To fetch the status of a particular job, we can use the Model ID obtained after submission in the previous step:

ibmcloud ml show training-runs model-asf123asd

The output might look something like this:

********************************************************************Starting to fetch ‘status messages and metrics’ for model-id ‘model-asf123asd’
********************************************************************[ — LOGS] training-NVo51RQig:
[ — LOGS] training-NVo51RQig: Training with training/test data at:

You can monitor the status of the job until it says the job has Completed. The Results bucket you specified in the YAML file will have the execution info, training logs, the trained model (if you saved it) and any other output you may have generated. This is what the COS bucket might look like (note the highlighted model .h5 file, which may then be deployed, downloaded or used in another job):

7. Storing the model

Once the training is complete, we can store the model into a WML repository:

ibmcloud ml store training-runs model-asf123asd

The output might be something like this:

Starting to store the training-run ‘model-asf123asd’…
Model store successful. Model-ID is ‘asf123asd-1234–1234–1234-asf123asd

Note the Model ID of the stored model.

8. Deploying model

Most of the projects typically end by this point and how the trained model is used varies.

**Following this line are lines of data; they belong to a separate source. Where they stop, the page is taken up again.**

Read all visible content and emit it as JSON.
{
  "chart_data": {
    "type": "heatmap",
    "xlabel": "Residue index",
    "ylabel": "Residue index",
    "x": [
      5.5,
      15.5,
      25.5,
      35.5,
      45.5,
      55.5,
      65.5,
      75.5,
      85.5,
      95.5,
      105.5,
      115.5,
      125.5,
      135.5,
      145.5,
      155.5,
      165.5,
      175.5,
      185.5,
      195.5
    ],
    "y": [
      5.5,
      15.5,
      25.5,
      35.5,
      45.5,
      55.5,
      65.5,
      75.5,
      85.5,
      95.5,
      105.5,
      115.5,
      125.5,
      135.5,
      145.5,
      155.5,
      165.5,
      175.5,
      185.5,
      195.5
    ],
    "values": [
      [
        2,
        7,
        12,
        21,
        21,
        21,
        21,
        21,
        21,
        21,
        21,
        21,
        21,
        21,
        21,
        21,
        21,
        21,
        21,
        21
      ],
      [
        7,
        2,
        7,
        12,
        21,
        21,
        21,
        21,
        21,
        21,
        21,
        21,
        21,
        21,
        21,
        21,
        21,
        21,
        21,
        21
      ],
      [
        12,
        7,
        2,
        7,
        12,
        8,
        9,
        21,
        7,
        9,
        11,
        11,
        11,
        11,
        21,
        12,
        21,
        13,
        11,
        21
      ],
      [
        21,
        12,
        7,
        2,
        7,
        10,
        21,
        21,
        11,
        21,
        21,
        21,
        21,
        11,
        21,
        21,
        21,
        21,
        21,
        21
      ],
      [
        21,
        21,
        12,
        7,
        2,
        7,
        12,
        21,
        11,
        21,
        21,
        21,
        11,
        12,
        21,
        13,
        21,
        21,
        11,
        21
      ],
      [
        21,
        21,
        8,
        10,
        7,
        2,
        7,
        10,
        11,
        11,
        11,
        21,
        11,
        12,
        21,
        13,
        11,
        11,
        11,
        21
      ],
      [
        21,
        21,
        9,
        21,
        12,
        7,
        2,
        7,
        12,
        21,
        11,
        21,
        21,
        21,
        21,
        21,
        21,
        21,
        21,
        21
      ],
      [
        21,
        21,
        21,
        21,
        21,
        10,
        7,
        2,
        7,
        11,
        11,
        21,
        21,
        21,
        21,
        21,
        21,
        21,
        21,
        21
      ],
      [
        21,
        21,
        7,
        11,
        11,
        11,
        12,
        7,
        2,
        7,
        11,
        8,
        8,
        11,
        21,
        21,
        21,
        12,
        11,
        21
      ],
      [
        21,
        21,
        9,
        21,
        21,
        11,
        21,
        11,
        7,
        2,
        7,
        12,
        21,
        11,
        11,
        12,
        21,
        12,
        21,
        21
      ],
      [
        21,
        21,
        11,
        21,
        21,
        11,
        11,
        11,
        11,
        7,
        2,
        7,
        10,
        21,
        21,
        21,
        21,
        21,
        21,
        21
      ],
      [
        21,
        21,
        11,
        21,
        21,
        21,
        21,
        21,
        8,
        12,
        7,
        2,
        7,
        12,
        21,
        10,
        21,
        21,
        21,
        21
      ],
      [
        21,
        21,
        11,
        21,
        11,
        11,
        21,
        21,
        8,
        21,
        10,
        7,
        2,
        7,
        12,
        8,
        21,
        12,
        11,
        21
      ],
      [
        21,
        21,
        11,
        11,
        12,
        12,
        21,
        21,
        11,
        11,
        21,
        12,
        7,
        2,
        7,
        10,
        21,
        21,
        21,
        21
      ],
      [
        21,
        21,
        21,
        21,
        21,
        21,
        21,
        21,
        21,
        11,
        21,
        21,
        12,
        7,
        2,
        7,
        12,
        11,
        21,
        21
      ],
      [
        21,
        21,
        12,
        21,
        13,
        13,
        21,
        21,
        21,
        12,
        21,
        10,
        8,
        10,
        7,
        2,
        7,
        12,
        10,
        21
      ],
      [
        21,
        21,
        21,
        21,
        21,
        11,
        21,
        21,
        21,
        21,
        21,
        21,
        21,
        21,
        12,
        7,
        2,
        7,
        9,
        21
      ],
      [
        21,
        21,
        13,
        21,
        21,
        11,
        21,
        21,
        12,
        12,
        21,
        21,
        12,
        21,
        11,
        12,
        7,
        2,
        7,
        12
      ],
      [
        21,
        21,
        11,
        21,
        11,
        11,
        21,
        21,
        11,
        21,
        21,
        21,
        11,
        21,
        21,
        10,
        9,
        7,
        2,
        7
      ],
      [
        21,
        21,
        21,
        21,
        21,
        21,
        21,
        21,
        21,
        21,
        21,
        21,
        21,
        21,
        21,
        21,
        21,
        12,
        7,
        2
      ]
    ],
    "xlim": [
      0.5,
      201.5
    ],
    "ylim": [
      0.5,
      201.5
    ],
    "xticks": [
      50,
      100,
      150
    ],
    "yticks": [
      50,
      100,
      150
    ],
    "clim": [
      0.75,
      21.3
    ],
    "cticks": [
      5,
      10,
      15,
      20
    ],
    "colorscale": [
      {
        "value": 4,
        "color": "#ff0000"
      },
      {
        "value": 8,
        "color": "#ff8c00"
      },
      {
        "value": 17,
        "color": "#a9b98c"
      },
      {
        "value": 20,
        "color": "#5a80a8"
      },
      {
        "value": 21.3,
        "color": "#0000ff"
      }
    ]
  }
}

Now that the model is saved, you can deploy it for use with the following command:

ibmcloud ml deploy <model-id>

Where, the model-id is what was output during storing the model. The output has some important information:

Deploying the model with MODEL-ID ‘asf123asd-1234–1234–1234-asf123asd’..
DeploymentId 123asd123-adf-1234-asdf-3123asd123
Scoring endpoint

You can use the Deployment Id when trying to score via the ibmcloud CLI or the scoring endpoint otherwise.

9. Invoking the model for Scoring/Inference

Given a new input data point/image/sample, in order to obtain the prediction/score of our Deep Learning model on the input, we first need to create a payload JSON:

"modelId": 'asf123asd-1234-1234-1234-asf123asd'.,
"deploymentId": "123asd123-adf-1234-asdf-3123asd123",
"payload": {
"values": [
<mnist image as numpy array>

To score via the CLI, run the following:

ibmcloud ml score scoring_payload.json

For a Keras model, the output might look like this:

Fetching scoring results for the deployment ‘123asd123-adf-1234-asdf-3123asd123’ …
‘fields’: [‘prediction’, ‘prediction_classes’, ‘probability’],
‘values’: [[[0.1, 0.1, 0.1, 0.1, 0.1, 0.1, 0.1, 0.1, 0.1, 0.1], 6,
[0.1, 0.1, 0.1, 0.1, 0.1, 0.1, 0.1, 0.1, 0.1, 0.1]]]

If you need more information about deploying the model and using it for scoring new data, look at the official docs:


IBM Deep Learning as a Service provides a convenient tool for developers and business users alike to build and use deep learning models, without worrying about environment configurations, cluster and resource management or tools and packages. All you need to do is write your code and provide the data it uses and let the cloud environment handle the execution.